Thousands missing, homeless after storm
Indian authorities said about 100,000 people were homeless after heavy rains this week caused floods in the coastal districts of Andhra Pradesh state, with strong winds uprooting thousands of trees and electricity poles.
They had earlier said more than 1,000 people were missing in the state, including scores of fishermen, but some of them had returned to shore.
“Of the over 1,000 missing people, 150 to 200 fishermen have been traced and are safe,” top state disaster management official Shashank Goel said.
He said flood waters had started to recede as rains had eased in the region.
Rescue workers in motorised rubber dinghies picked up people stranded in floods, while military helicopters dropped food and water packets to marooned people and lifted them off rooftops. Thousands were evacuated to relief camps.

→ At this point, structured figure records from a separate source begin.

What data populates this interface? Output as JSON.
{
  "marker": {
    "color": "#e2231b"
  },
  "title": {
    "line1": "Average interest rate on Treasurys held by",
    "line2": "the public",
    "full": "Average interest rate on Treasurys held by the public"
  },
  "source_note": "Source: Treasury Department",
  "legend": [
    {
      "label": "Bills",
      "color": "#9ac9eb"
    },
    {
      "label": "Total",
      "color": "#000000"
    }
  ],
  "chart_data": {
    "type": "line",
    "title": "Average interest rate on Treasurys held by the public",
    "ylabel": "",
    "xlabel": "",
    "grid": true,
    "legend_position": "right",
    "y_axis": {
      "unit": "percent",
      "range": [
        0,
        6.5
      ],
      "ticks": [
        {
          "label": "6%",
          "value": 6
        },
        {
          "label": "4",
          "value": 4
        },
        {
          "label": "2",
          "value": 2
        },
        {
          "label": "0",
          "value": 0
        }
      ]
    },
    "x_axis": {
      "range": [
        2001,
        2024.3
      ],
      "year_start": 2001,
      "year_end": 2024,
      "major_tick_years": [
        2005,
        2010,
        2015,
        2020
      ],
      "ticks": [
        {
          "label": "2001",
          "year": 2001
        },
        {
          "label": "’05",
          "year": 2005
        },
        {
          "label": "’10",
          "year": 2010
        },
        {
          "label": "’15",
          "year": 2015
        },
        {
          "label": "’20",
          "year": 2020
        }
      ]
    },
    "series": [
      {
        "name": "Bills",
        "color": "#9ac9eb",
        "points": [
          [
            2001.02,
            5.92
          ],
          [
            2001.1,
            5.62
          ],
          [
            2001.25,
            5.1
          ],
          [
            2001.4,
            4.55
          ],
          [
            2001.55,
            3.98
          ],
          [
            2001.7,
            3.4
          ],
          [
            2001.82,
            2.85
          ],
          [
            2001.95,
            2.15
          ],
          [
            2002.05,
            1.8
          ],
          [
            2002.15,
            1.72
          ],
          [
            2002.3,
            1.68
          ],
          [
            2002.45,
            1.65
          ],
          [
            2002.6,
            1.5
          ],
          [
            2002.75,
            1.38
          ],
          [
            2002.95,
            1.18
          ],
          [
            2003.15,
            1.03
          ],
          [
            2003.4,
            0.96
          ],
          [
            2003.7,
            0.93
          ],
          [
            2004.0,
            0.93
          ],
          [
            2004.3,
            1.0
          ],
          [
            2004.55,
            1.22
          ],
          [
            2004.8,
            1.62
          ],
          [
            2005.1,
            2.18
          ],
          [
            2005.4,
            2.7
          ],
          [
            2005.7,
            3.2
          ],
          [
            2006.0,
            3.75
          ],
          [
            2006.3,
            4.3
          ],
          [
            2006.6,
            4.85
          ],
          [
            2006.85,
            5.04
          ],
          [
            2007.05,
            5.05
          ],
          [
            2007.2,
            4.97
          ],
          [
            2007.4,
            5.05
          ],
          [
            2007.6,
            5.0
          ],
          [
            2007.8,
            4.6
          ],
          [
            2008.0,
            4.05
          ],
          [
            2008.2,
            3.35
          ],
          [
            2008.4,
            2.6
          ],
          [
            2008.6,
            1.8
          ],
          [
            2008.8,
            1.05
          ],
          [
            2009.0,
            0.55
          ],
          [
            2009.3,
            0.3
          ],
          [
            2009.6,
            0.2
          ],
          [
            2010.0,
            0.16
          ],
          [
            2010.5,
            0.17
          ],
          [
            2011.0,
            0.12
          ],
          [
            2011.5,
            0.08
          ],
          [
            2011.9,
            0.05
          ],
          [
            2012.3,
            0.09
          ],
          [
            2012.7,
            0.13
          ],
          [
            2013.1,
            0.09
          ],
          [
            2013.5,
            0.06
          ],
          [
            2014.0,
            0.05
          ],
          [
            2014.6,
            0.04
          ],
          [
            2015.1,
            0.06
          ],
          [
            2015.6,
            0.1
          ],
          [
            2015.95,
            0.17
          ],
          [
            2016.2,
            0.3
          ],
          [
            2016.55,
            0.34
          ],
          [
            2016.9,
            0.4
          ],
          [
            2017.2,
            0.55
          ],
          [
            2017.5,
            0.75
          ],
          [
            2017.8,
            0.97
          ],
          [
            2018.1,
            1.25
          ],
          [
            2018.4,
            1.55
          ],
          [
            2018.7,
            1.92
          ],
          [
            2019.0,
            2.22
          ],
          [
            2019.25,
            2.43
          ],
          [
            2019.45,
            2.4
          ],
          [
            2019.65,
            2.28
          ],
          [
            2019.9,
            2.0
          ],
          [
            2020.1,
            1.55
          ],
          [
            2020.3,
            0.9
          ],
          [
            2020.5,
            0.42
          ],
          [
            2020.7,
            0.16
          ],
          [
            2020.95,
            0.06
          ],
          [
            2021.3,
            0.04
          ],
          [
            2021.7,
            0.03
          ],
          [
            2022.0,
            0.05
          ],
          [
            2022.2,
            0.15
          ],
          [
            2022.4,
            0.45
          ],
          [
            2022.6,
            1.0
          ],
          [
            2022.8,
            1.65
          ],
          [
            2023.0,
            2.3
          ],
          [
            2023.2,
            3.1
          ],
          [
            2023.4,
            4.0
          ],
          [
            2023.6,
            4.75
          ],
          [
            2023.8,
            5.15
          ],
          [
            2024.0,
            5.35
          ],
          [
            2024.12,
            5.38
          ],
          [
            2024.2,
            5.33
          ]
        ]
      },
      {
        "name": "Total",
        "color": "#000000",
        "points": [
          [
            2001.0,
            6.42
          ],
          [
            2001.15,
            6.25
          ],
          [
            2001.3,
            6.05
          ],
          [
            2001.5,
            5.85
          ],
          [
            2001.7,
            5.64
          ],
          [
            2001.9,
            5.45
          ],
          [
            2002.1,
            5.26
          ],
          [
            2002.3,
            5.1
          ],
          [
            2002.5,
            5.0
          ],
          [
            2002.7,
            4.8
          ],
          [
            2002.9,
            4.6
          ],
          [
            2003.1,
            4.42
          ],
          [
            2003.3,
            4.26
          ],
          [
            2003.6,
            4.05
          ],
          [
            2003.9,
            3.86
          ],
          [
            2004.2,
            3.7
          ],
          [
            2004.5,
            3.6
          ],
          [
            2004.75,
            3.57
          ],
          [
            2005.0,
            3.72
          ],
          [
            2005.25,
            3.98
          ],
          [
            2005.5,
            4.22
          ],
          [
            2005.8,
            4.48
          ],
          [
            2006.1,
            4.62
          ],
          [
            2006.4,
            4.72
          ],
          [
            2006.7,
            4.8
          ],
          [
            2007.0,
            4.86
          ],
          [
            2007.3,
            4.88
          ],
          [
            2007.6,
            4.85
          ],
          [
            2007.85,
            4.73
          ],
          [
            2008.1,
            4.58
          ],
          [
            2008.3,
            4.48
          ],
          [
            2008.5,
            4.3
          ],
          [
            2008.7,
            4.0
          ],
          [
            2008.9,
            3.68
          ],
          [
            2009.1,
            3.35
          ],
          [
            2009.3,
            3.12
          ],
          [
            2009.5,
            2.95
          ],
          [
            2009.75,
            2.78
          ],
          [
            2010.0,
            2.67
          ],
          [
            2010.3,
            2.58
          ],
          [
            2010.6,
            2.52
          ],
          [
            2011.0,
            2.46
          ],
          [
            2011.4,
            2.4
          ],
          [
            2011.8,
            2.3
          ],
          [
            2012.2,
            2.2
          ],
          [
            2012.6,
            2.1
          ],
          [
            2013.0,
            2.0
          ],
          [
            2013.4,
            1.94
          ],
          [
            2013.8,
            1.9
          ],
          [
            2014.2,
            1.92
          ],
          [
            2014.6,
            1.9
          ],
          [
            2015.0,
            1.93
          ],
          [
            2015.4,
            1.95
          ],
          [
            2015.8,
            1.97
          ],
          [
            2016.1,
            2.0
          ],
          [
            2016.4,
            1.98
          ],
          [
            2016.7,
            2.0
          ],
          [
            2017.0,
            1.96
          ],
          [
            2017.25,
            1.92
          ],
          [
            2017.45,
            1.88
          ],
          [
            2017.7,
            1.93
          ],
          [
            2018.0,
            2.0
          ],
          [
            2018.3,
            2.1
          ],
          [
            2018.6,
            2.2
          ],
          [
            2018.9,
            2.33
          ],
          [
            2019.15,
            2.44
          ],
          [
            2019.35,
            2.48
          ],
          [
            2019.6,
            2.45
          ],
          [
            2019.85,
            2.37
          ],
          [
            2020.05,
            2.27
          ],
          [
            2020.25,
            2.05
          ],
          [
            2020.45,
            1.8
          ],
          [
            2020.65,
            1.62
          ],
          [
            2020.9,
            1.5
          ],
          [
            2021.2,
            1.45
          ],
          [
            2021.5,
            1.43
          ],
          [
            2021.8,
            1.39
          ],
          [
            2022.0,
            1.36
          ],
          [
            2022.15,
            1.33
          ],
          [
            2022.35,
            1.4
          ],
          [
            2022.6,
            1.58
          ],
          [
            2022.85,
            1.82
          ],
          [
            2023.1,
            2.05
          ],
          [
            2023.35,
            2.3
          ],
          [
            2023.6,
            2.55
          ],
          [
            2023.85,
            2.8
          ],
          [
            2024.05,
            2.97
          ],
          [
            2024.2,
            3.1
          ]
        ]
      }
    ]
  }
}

“Water entered my house around midnight on Monday. We lost everything, including our clothes,” Samba Siva Rao, a coastal resident, said from a relief camp.
Most of the 50 killed in Andhra Pradesh were either electrocuted or died in house collapses, officials said.

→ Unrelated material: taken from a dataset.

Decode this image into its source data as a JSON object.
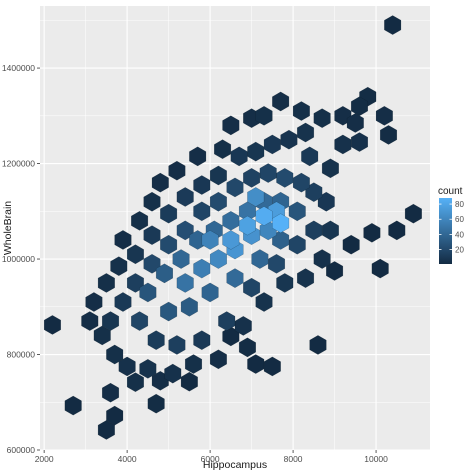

In Bangladesh, leaders of the low-lying nation’s fishing community said yesterday they had not heard from about 300 fishermen after the storm triggered high waves and heavy rain along the coast this week.

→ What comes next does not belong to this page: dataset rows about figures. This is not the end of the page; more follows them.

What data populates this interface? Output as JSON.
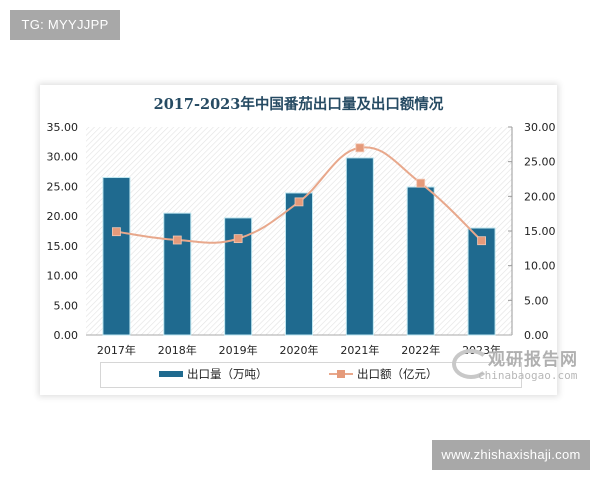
{
  "badges": {
    "top": "TG: MYYJJPP",
    "bottom": "www.zhishaxishaji.com"
  },
  "watermark": {
    "cn": "观研报告网",
    "en": "chinabaogao.com"
  },
  "chart_data": {
    "type": "bar",
    "title": "2017-2023年中国番茄出口量及出口额情况",
    "categories": [
      "2017年",
      "2018年",
      "2019年",
      "2020年",
      "2021年",
      "2022年",
      "2023年"
    ],
    "series": [
      {
        "name": "出口量（万吨）",
        "type": "bar",
        "axis": "left",
        "color": "#1f6a8f",
        "values": [
          26.5,
          20.5,
          19.7,
          23.9,
          29.8,
          24.9,
          18.0
        ]
      },
      {
        "name": "出口额（亿元）",
        "type": "line",
        "axis": "right",
        "color": "#e8a88c",
        "marker_color": "#e59a7a",
        "values": [
          14.9,
          13.7,
          13.9,
          19.2,
          27.0,
          21.9,
          13.6
        ]
      }
    ],
    "left_axis": {
      "ylim": [
        0,
        35
      ],
      "ticks": [
        "0.00",
        "5.00",
        "10.00",
        "15.00",
        "20.00",
        "25.00",
        "30.00",
        "35.00"
      ]
    },
    "right_axis": {
      "ylim": [
        0,
        30
      ],
      "ticks": [
        "0.00",
        "5.00",
        "10.00",
        "15.00",
        "20.00",
        "25.00",
        "30.00"
      ]
    },
    "xlabel": "",
    "ylabel": "",
    "grid": false,
    "legend_position": "bottom"
  }
}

“We are expecting some of them to come back,” Kabir Ahmed Sawdagar said from the coastal city of Cox’s Bazar, adding that in the past fishermen reported missing had returned safely weeks after a storm.
But Golam Mustafa Chowdhury, president of the Fishing Trawlers Association in the coastal district of Barguna, said 31 trawlers with about 450 fishermen sank during the storm and he feared most of the men on them had drowned.
Other fishing groups said some missing fishermen had returned and others may have been pushed toward Indian waters.
Storms and cyclones that form in the Bay of Bengal in September and October slam into India’s eastern coast and neighbouring Bangladesh almost every year.